Die gebürtige Italienerin sieht sich als Generalistin. Sie gestaltet im gesamten Spektrum des Grafikdesigns, vor allem Visual Identities, aber auch ornamentale Aufträge und alles, was dazwischen liegt. Benedetta Crippa will Projekte realisieren, die gleichzeitig schön und gut umgesetzt sind, das Leben derer, die sie sehen, bereichern und einen Beitrag zum sozialen Fortschritt leisten. »Es gibt immer einen Aspekt von Macht oder sozialer Gerechtigkeit, auf den mein Design reagiert,« sagt sie. »Für mich ist es wichtig, dies nicht nur durch den Prozess oder die Geschichte, die das Design erzählt, zu tun, sondern vor allem durch die visuellen Entscheidungen, die Art und Weise, wie das Werk visuell wirkt. Ich möchte mit meinen Designs eine bezaubernde, lebenswerte Welt schaffen.« Benedetta Crippas Arbeiten wird nachgesagt, dass sie eine neue visuelle Sprache einführen, die frei von strengen Kategorisierungen ist. 

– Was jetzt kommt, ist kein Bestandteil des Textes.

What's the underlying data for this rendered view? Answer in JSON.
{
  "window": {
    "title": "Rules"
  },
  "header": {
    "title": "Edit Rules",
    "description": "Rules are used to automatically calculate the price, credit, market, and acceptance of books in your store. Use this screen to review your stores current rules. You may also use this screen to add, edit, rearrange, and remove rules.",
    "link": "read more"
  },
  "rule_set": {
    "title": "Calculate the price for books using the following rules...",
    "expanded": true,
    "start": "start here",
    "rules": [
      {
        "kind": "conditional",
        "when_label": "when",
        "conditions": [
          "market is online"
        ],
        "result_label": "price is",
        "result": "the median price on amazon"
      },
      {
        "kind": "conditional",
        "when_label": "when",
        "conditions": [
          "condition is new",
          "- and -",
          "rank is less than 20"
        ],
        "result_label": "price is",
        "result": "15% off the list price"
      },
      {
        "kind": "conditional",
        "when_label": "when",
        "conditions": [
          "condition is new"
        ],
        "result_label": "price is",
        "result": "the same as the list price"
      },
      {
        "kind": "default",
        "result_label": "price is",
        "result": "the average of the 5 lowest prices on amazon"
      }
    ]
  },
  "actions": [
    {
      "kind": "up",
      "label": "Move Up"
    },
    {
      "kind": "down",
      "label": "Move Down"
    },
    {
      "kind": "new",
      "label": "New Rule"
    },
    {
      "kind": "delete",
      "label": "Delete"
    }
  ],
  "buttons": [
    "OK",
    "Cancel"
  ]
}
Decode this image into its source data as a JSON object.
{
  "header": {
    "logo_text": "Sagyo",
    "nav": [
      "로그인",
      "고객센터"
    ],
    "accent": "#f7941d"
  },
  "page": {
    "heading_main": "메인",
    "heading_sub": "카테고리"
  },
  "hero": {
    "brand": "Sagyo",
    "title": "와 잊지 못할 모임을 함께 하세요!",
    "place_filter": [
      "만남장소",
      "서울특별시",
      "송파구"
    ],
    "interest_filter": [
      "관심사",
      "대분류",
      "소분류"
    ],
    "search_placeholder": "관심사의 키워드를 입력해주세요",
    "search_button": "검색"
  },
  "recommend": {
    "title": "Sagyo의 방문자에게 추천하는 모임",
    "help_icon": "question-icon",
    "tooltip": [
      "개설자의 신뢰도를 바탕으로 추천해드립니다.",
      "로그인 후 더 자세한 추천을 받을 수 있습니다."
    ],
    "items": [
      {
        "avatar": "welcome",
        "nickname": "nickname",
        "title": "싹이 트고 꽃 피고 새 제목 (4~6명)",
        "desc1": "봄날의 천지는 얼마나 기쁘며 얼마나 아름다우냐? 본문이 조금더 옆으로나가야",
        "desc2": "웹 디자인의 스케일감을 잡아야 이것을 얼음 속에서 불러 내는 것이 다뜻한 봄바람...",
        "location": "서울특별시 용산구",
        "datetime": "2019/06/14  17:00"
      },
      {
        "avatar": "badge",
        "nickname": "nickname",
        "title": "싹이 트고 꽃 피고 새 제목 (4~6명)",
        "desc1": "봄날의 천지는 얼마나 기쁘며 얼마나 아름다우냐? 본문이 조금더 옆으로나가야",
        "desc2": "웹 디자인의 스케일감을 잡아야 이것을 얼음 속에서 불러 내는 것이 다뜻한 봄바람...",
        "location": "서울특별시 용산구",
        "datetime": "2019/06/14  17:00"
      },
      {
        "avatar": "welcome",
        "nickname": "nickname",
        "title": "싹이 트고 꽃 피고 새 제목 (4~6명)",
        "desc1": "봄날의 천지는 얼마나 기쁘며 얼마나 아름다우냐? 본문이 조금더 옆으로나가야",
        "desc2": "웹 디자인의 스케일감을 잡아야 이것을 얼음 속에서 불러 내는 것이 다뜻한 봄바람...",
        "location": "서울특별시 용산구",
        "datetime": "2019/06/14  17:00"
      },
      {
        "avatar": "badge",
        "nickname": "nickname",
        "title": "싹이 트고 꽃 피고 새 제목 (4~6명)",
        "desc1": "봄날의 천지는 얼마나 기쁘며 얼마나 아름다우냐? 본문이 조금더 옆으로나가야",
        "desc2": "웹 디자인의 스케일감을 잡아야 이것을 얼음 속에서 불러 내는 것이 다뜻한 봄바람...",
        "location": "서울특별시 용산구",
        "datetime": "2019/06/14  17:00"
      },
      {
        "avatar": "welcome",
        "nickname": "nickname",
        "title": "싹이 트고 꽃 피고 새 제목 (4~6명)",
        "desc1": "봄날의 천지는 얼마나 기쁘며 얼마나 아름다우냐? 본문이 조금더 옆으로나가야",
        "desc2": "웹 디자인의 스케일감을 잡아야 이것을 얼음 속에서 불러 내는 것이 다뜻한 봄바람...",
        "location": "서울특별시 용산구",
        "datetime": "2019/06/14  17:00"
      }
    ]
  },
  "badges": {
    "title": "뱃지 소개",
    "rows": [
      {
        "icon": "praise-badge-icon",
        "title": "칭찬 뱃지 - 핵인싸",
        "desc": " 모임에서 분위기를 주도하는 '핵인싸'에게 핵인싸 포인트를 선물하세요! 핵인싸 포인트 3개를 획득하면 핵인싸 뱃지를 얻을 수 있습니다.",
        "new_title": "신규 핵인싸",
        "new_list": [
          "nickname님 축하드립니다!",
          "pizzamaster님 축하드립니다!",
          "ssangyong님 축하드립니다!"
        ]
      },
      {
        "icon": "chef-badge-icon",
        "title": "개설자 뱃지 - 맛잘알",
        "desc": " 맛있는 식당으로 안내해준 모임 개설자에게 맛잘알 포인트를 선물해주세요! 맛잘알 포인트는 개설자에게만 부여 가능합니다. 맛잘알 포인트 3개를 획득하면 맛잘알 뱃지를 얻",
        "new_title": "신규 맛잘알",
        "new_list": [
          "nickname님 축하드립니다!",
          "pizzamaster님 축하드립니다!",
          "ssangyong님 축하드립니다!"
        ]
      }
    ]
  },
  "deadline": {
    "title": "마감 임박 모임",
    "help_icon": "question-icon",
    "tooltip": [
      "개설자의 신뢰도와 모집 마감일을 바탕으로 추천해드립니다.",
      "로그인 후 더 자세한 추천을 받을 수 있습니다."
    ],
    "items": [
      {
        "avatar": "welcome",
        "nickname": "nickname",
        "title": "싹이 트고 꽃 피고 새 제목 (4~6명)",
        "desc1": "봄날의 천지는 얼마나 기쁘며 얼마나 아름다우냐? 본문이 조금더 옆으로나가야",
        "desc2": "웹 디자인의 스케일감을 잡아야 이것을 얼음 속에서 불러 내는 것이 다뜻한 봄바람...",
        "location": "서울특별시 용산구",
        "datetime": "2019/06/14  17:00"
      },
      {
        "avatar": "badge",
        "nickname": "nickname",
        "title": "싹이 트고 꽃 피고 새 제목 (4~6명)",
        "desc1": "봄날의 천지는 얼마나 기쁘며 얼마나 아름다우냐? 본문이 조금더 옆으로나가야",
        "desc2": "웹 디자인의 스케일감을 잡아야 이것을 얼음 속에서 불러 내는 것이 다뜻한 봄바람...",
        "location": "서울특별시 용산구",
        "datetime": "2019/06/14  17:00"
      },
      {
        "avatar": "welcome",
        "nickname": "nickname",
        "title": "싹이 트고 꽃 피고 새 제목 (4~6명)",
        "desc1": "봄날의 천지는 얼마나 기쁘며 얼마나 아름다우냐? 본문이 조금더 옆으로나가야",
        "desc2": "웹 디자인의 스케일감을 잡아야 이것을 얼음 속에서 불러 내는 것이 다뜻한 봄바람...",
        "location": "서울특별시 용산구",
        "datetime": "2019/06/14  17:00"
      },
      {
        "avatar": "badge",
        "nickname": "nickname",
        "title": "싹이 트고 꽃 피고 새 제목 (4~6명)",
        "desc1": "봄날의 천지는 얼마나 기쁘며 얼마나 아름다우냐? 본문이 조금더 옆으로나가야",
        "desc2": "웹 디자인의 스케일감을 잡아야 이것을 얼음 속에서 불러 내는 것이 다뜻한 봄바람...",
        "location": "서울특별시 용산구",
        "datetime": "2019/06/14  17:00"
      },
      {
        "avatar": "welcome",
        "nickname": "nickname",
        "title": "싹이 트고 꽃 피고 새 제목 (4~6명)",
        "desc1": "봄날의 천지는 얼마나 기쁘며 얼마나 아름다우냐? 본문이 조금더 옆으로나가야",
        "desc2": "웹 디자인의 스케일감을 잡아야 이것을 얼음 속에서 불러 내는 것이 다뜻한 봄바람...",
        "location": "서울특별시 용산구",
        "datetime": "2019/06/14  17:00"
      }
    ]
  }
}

Die wichtigsten kreativen Einflüsse der Designerin kommen aus Mode und Folk Art. Mode, weil sie sich immer wieder erneuert, indem sie die visuelle Freiheit in den Mittelpunkt stellt. Folk Art bringt – frei von Prestige – Schönheit in den Alltag. Benedetta Crippa betrachtet Design als angewandte Kunst, eine kreative Intervention, die einem bestimmten Bedürfnis dient und nahe am Leben der Menschen ist. Neben ihrer gestalterischen Tätigkeit unterrichtet sie und führt praxisbezogene Forschung zu dem durch, was sie »Visuelle Nachhaltigkeit« nennt. Wir fragten Benedetta Crippa was es mit diesem Begriff auf sich hat, was sie ihren Studierenden vermitteln will und wie sie von Italien nach Stockholm gekommen ist.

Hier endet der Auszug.